Forrest Gump: What's in my collection, Mama?
Mrs. Gump: You're gonna have to figure that out for yourself. Knives are like a box of chocolates, Forrest. You never know what you're gonna get.
As in the above paraphrase, you never know where Schrade knife research will lead. I decided to look closer at the Imperial hunting knife pattern. They were made as Imperials and as Hammer Brands, and they came from a slightly simpler pattern, what I found to be called the Outer’s pattern . This one I followed from the script stamped Imperials back to Marbles Safety Ax Company in 1930. And the surprise, another knife pattern it replaced that they made in 1902-1930.
The Marble's Safety Axe Company released the original Dall DeWeese hunting knife in 1902 and it went out of production in about 1930. DeWeese was a big-game hunter from Canon City, Colorado, famous at the time. His intent with this design was to create "the lightest, most compact utility knife which could be made."

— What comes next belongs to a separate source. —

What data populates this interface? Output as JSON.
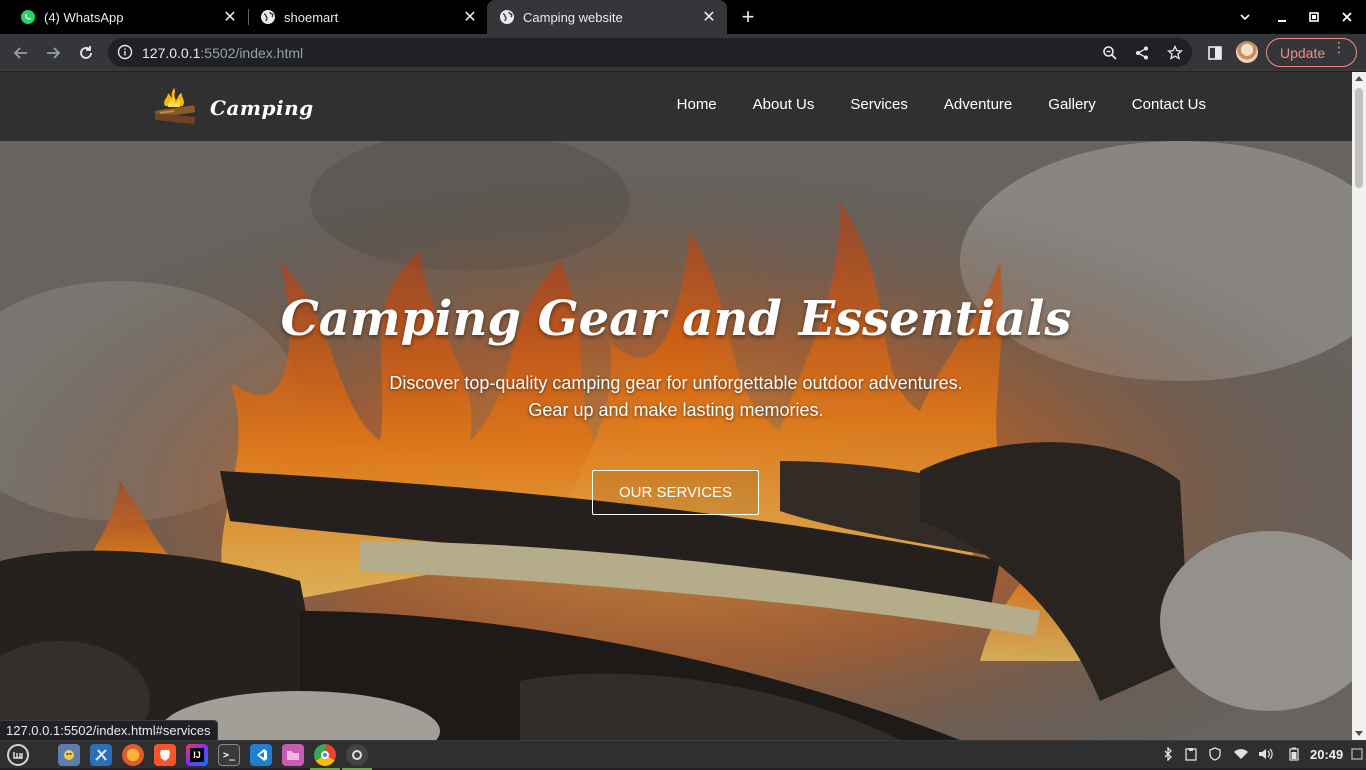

The DeWeese knife featured a high-carbon cutlery steel blade 4 1/4 long and the overall length was just 7 3/4" (very typical sizing for fixed blades of the time). It had a "dull saw back" for placing the thumb on the spine while working.

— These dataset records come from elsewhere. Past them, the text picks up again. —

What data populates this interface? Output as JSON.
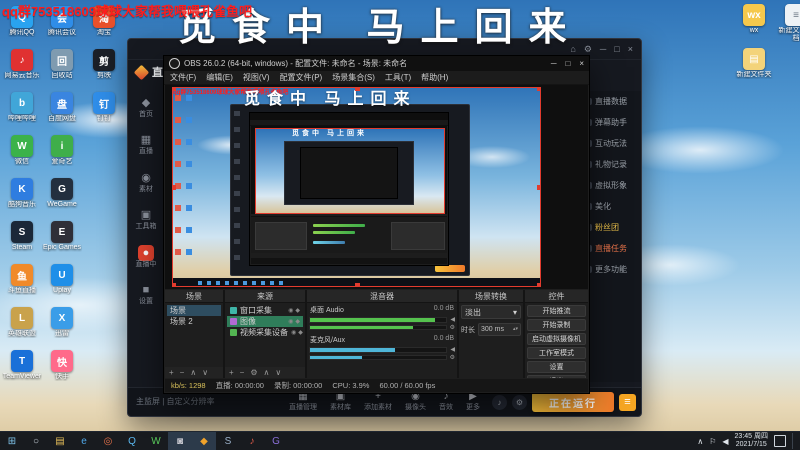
{
  "overlay": {
    "qq_banner": "qq群753518609球球大家帮我喂喂孔雀鱼吧",
    "away_text": "觅食中 马上回来"
  },
  "desktop": {
    "icons_left": [
      {
        "label": "腾讯QQ",
        "glyph": "Q",
        "color": "#29a3f0"
      },
      {
        "label": "网易云音乐",
        "glyph": "♪",
        "color": "#e03131"
      },
      {
        "label": "哔哩哔哩",
        "glyph": "b",
        "color": "#41a6d8"
      },
      {
        "label": "微信",
        "glyph": "W",
        "color": "#3bb24a"
      },
      {
        "label": "酷狗音乐",
        "glyph": "K",
        "color": "#2f7de0"
      },
      {
        "label": "Steam",
        "glyph": "S",
        "color": "#1b2838"
      },
      {
        "label": "斗鱼直播",
        "glyph": "鱼",
        "color": "#f08a2a"
      },
      {
        "label": "英雄联盟",
        "glyph": "L",
        "color": "#c9a24b"
      },
      {
        "label": "TeamViewer",
        "glyph": "T",
        "color": "#1a70d8"
      },
      {
        "label": "腾讯会议",
        "glyph": "会",
        "color": "#2f8de8"
      },
      {
        "label": "回收站",
        "glyph": "回",
        "color": "#7f9bb0"
      },
      {
        "label": "百度网盘",
        "glyph": "盘",
        "color": "#3a85e0"
      },
      {
        "label": "爱奇艺",
        "glyph": "i",
        "color": "#3fae4a"
      },
      {
        "label": "WeGame",
        "glyph": "G",
        "color": "#232f3e"
      },
      {
        "label": "Epic Games",
        "glyph": "E",
        "color": "#2f2f38"
      },
      {
        "label": "Uplay",
        "glyph": "U",
        "color": "#1f8fe8"
      },
      {
        "label": "迅雷",
        "glyph": "X",
        "color": "#3a9de8"
      },
      {
        "label": "快手",
        "glyph": "快",
        "color": "#ff6a8a"
      }
    ],
    "icons_mid": [
      {
        "label": "淘宝",
        "glyph": "淘",
        "color": "#e8502a"
      },
      {
        "label": "剪映",
        "glyph": "剪",
        "color": "#1b1f27"
      },
      {
        "label": "钉钉",
        "glyph": "钉",
        "color": "#2f8de8"
      }
    ],
    "icons_right": [
      {
        "label": "wx",
        "glyph": "wx",
        "color": "#f5c84c"
      },
      {
        "label": "新建文件夹",
        "glyph": "▤",
        "color": "#f3d37a"
      },
      {
        "label": "新建文本文档",
        "glyph": "≡",
        "color": "#eef2f5",
        "fg": "#6a7683"
      }
    ]
  },
  "companion": {
    "logo": "直播伴侣",
    "top_icons": [
      "⌂",
      "⚙",
      "─",
      "□",
      "×"
    ],
    "sidebar": [
      {
        "glyph": "◆",
        "label": "首页"
      },
      {
        "glyph": "▦",
        "label": "直播"
      },
      {
        "glyph": "◉",
        "label": "素材"
      },
      {
        "glyph": "▣",
        "label": "工具箱"
      },
      {
        "glyph": "●",
        "label": "直播中",
        "bg": "#e0422e",
        "color": "#ffffff"
      },
      {
        "glyph": "■",
        "label": "设置"
      }
    ],
    "right_panel": [
      {
        "label": "直播数据",
        "color": "#9aa0a8"
      },
      {
        "label": "弹幕助手",
        "color": "#9aa0a8"
      },
      {
        "label": "互动玩法",
        "color": "#9aa0a8"
      },
      {
        "label": "礼物记录",
        "color": "#9aa0a8"
      },
      {
        "label": "虚拟形象",
        "color": "#9aa0a8"
      },
      {
        "label": "美化",
        "color": "#9aa0a8"
      },
      {
        "label": "粉丝团",
        "color": "#f5c84c"
      },
      {
        "label": "直播任务",
        "color": "#e8734a"
      },
      {
        "label": "更多功能",
        "color": "#9aa0a8"
      }
    ],
    "toolbar": [
      {
        "glyph": "▦",
        "label": "直播管理"
      },
      {
        "glyph": "▣",
        "label": "素材库"
      },
      {
        "glyph": "+",
        "label": "添加素材"
      },
      {
        "glyph": "◉",
        "label": "摄像头"
      },
      {
        "glyph": "♪",
        "label": "音效"
      },
      {
        "glyph": "▶",
        "label": "更多"
      }
    ],
    "side_buttons": [
      "♪",
      "⚙"
    ],
    "running": "正在运行",
    "menu_glyph": "≡",
    "footer": "主监屏 | 自定义分辨率"
  },
  "obs": {
    "title": "OBS 26.0.2 (64-bit, windows) - 配置文件: 未命名 - 场景: 未命名",
    "win_buttons": [
      "─",
      "□",
      "×"
    ],
    "menu": [
      "文件(F)",
      "编辑(E)",
      "视图(V)",
      "配置文件(P)",
      "场景集合(S)",
      "工具(T)",
      "帮助(H)"
    ],
    "scenes": {
      "title": "场景",
      "rows": [
        {
          "label": "场景",
          "bg": "#2e4d60"
        },
        {
          "label": "场景 2",
          "bg": ""
        }
      ],
      "footer": [
        "+",
        "−",
        "∧",
        "∨"
      ]
    },
    "sources": {
      "title": "来源",
      "rows": [
        {
          "label": "窗口采集",
          "icon": "#3fb5a8",
          "bg": ""
        },
        {
          "label": "图像",
          "icon": "#b06ad4",
          "bg": "#2f7d5a"
        },
        {
          "label": "视频采集设备",
          "icon": "#53b552",
          "bg": ""
        }
      ],
      "footer": [
        "+",
        "−",
        "⚙",
        "∧",
        "∨"
      ]
    },
    "mixer": {
      "title": "混音器",
      "channels": [
        {
          "name": "桌面 Audio",
          "db": "0.0 dB",
          "color": "#55c24e",
          "w": "92%",
          "w2": "76%"
        },
        {
          "name": "麦克风/Aux",
          "db": "0.0 dB",
          "color": "#4fb6d8",
          "w": "62%",
          "w2": "38%"
        }
      ]
    },
    "transitions": {
      "title": "场景转换",
      "value": "淡出",
      "duration_label": "时长",
      "duration": "300 ms"
    },
    "controls": {
      "title": "控件",
      "buttons": [
        "开始推流",
        "开始录制",
        "启动虚拟摄像机",
        "工作室模式",
        "设置",
        "退出"
      ]
    },
    "status": [
      {
        "label": "kb/s: 1298",
        "color": "#d8c05a"
      },
      {
        "label": "直播: 00:00:00",
        "color": "#b0b0b0"
      },
      {
        "label": "录制: 00:00:00",
        "color": "#b0b0b0"
      },
      {
        "label": "CPU: 3.9%",
        "color": "#b0b0b0"
      },
      {
        "label": "60.00 / 60.00 fps",
        "color": "#b0b0b0"
      }
    ]
  },
  "taskbar": {
    "apps": [
      {
        "glyph": "⊞",
        "color": "#7fc4ea",
        "bg": ""
      },
      {
        "glyph": "○",
        "color": "#c8d2da",
        "bg": ""
      },
      {
        "glyph": "▤",
        "color": "#e8c05a",
        "bg": ""
      },
      {
        "glyph": "e",
        "color": "#4fa8e8",
        "bg": ""
      },
      {
        "glyph": "◎",
        "color": "#e8734a",
        "bg": ""
      },
      {
        "glyph": "Q",
        "color": "#5ab8f0",
        "bg": ""
      },
      {
        "glyph": "W",
        "color": "#58c85a",
        "bg": ""
      },
      {
        "glyph": "◙",
        "color": "#c8c8d0",
        "bg": "#2c3a4a"
      },
      {
        "glyph": "◆",
        "color": "#f0a22a",
        "bg": "#2c3a4a"
      },
      {
        "glyph": "S",
        "color": "#9ab0c8",
        "bg": ""
      },
      {
        "glyph": "♪",
        "color": "#e05b4a",
        "bg": ""
      },
      {
        "glyph": "G",
        "color": "#8a6fd8",
        "bg": ""
      }
    ],
    "tray_glyphs": [
      "∧",
      "⚐",
      "◀"
    ],
    "time": "23:45 周四",
    "date": "2021/7/15"
  }
}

Dall DeWeese was an adventurer, horticulturist, entrepreneur, and amateur paleontologist who hunted with Teddy Roosevelt on several occasions. His trips to Alaska inspired him to write to Roosevelt and led to the establishment of game laws there as well as the Kanai penninsula reserve.

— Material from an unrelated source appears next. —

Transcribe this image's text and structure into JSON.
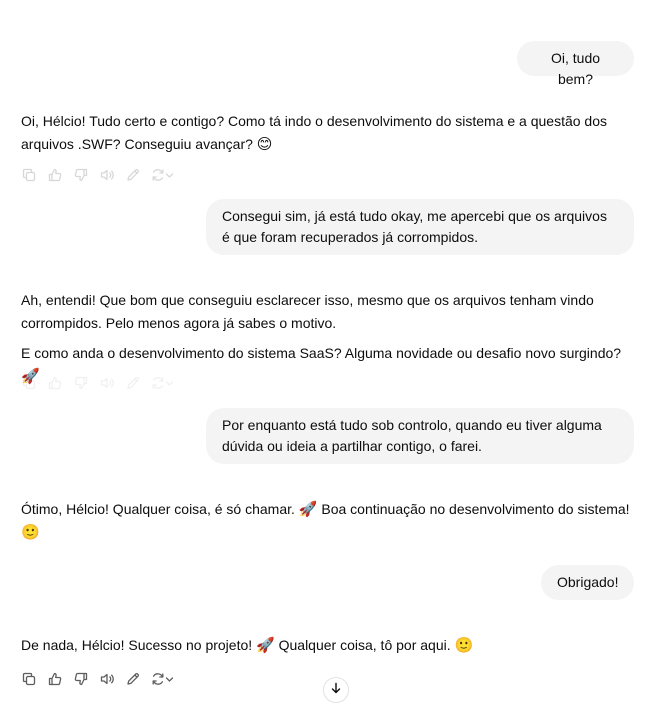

When the Marble's DeWeese hunter was discontinued in 1930 this knife, the Outer's, replaced it in their line-up. These sold for about a dollar during the Great Depression and were styled after kitchen knives but with stout, full-tang construction. Marble's did not make these after World War II. They were 7 1/2" long and overall with a 4 1/4" upswept (trailing point) blade. The steel was high-carbon. The Outer’s pattern knife used, instead of a cast or flat metal guard, a swelled bolster, again very popular today on custom and some production fixed blade knives.
Although Marbles quit making the Outer’s pattern (except for a 500 pc. Limited edition in 2003), quite a few other cutlerys picked it up, some keeping the basic blade, bolster, and flat slab jigged bone handles, and some opting to modify the pattern with an oval aluminum, steel, nickle silver or brass guard.
Outer's pattern knives from Western, Colonial, Imperial, Queen City and quite a few other makers will be seen, and some as yet unconfirmed knives with the Imperial stamp in script.